Audi has become the UK’s fourth best-selling auto-maker, behind Ford, Vauxhall and Volkswagen.
Already this year’s sales match the 2012 record of more than 123,000, and are expected to hit a total of between 140,000 and 145,000 by year’s end.
This has been achieved without a single model appearing in the top-10 list of best-sellers. “We are not dependent on any single model and have no overheated segments,” Audi says.
Instead, Audi has progressed by constantly adding to its product portfolio. In 2001 it had a range of just 17 models. Today the total is 47, and this will grow to 60 by 2015.
“We have been building to this since 1967,” Audi says. “We now have our strongest demand ever. Customers are voting with their feet. There is a flight to premium, and premium is where the profits are made.”
Audi now commands a 6.4% share of the UK market compared to 5.9% for BMW and 4.8% for Mercedes-Benz.

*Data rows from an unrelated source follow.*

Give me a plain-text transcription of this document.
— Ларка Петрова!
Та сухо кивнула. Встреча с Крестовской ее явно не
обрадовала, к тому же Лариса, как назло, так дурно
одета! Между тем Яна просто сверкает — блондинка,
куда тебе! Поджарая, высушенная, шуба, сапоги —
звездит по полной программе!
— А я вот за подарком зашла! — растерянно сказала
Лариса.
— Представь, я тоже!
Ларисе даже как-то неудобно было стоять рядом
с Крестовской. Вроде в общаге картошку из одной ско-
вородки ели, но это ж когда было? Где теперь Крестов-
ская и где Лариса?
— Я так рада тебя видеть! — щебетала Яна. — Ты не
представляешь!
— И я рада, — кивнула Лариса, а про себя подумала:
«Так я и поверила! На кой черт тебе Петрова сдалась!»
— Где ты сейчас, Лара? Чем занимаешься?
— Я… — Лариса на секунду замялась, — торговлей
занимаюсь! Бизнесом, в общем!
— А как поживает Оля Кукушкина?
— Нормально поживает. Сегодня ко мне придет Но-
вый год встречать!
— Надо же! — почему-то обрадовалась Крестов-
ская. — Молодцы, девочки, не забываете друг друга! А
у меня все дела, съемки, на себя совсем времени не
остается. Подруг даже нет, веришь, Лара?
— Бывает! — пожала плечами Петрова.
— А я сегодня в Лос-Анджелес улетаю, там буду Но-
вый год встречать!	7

But the company is not complacent. It knows that model cycles can shift the balance in any year. The BMW 3 Series is younger than the Audi A4, for instance, and next year there will be a new Mercedes C-Class to put pressure on both.
And Audi’s ultimate growth will be restricted by supply. “Most of the cars we sell have a bespoke spec. We hardly ever order for stock. The problems we face are those of supply, not demand,” the company says.
A third of all Audis sold in the UK are all-wheel-drive quattro models, and an increasing number are high-performance RS versions.
Audi will soon take its tally of RS models to seven with the RS7 and its first super-fast SUV, the RS Q3. The RS7 is powered by a 556bhp 4.0-litre V8 engine and is priced at just under £83,500, while the RS Q3 has a 306bhp 2.5-litre five-cylinder power unit and costs £43,000.
RS models account for between 3% and 5% of all sales with some ranges, and Audi expects to sell more than 1,100 of them in the UK this year.